Day 23: Monday, September 2
After a few hours making final arrangements for our flights and filming the last shots of Taihoae, we departed by four-wheel drive Land Rover later in the morning for a two-hour exciting trip to the airport northwest across the mountains and valleys of the remote, rugged island of Nuku Hiva. In the pouring rain the trip was treacherous. At times, the mud was up to the top of the tires and, although we had a difficult time seeing through the fog, we could tell there were steep cliffs on one side. Our driver had clearly made this trip before. We arrived safely and waited for our 3-hour flight to Papeete, Tahiti. We flew over atolls and through beautiful trade wind clouds.
Day 24: Tuesday, September 3
This was our only day in Tahiti. We awoke early and called Meteo France to see if we could have a tour of the weather station at the airport. We were trying to discover where the meteorological readings had been taken for the 100+ years of data recorded and now used to determine the Southern Oscillation Index. After a challenging conversation half in French, half in English, we were finally able to ask the necessary questions and receive a historical summary of the station. We were given a tour of the airport’s weather station and pamphlets to provide to my classes. John filmed the entire meeting. I was especially excited about this side trip because I’d always wanted to visit this specific weather station. Next on my list is Darwin, Australia, the sister site to the Tahiti station – maybe in a few years.

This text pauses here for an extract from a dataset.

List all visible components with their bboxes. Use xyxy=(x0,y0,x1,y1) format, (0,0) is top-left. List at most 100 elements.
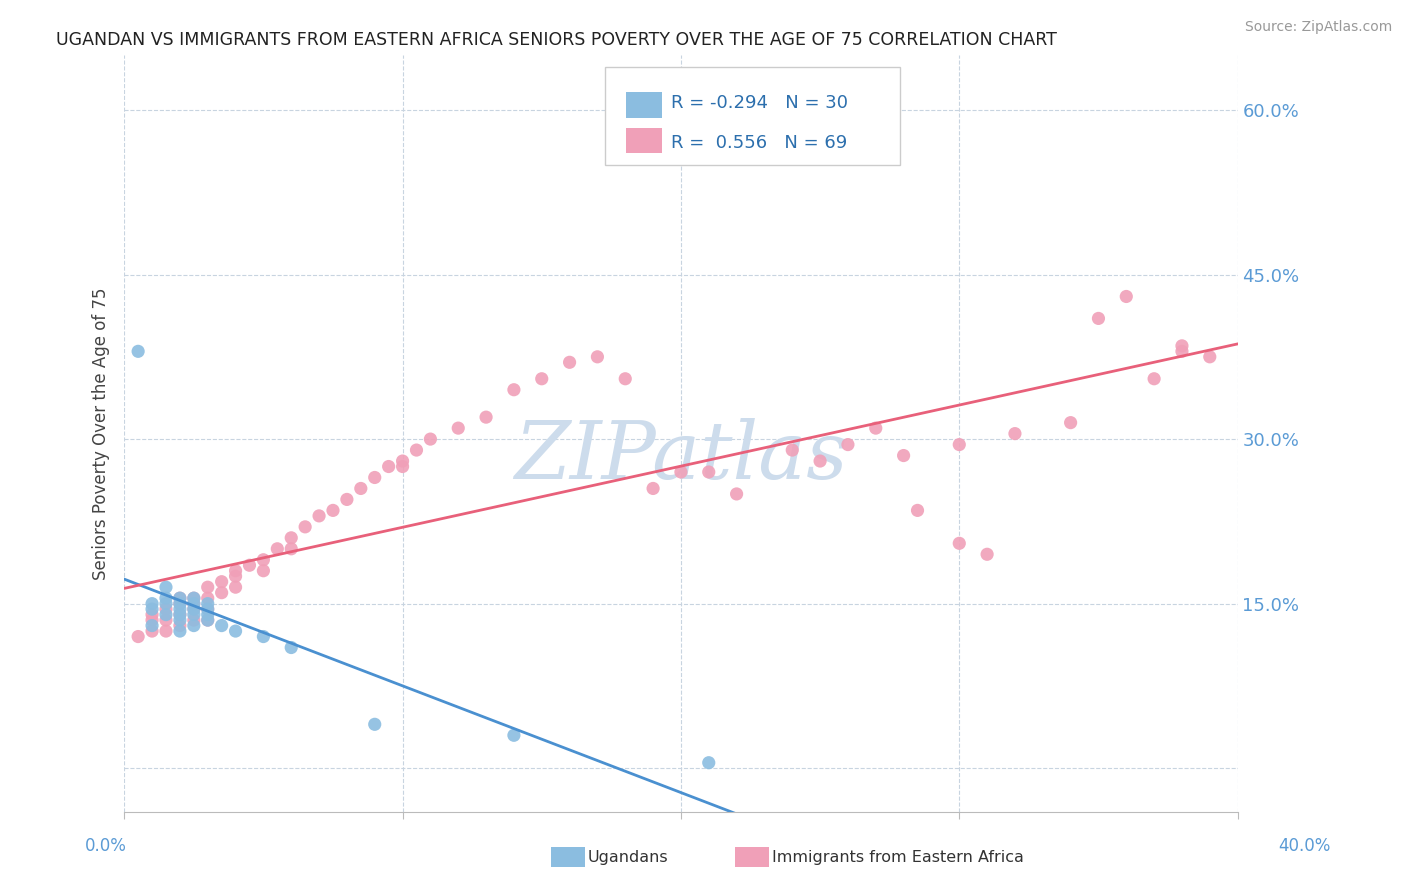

This experience has been like no other for me. I am so grateful to Dr. John Kermond, Jennifer Hammond, Rear Admiral Evelyn Fields, NOAA, NSF, Shippensburg University and all those responsible for my incredible journey. I will use the information that I learned on this trip in my classes, but more importantly, I hope to share the excitement and wonder of science with my students and my teaching colleagues so that they can understand the importance of conducting scientific research to discover more about our world and ourselves. Thank you to all!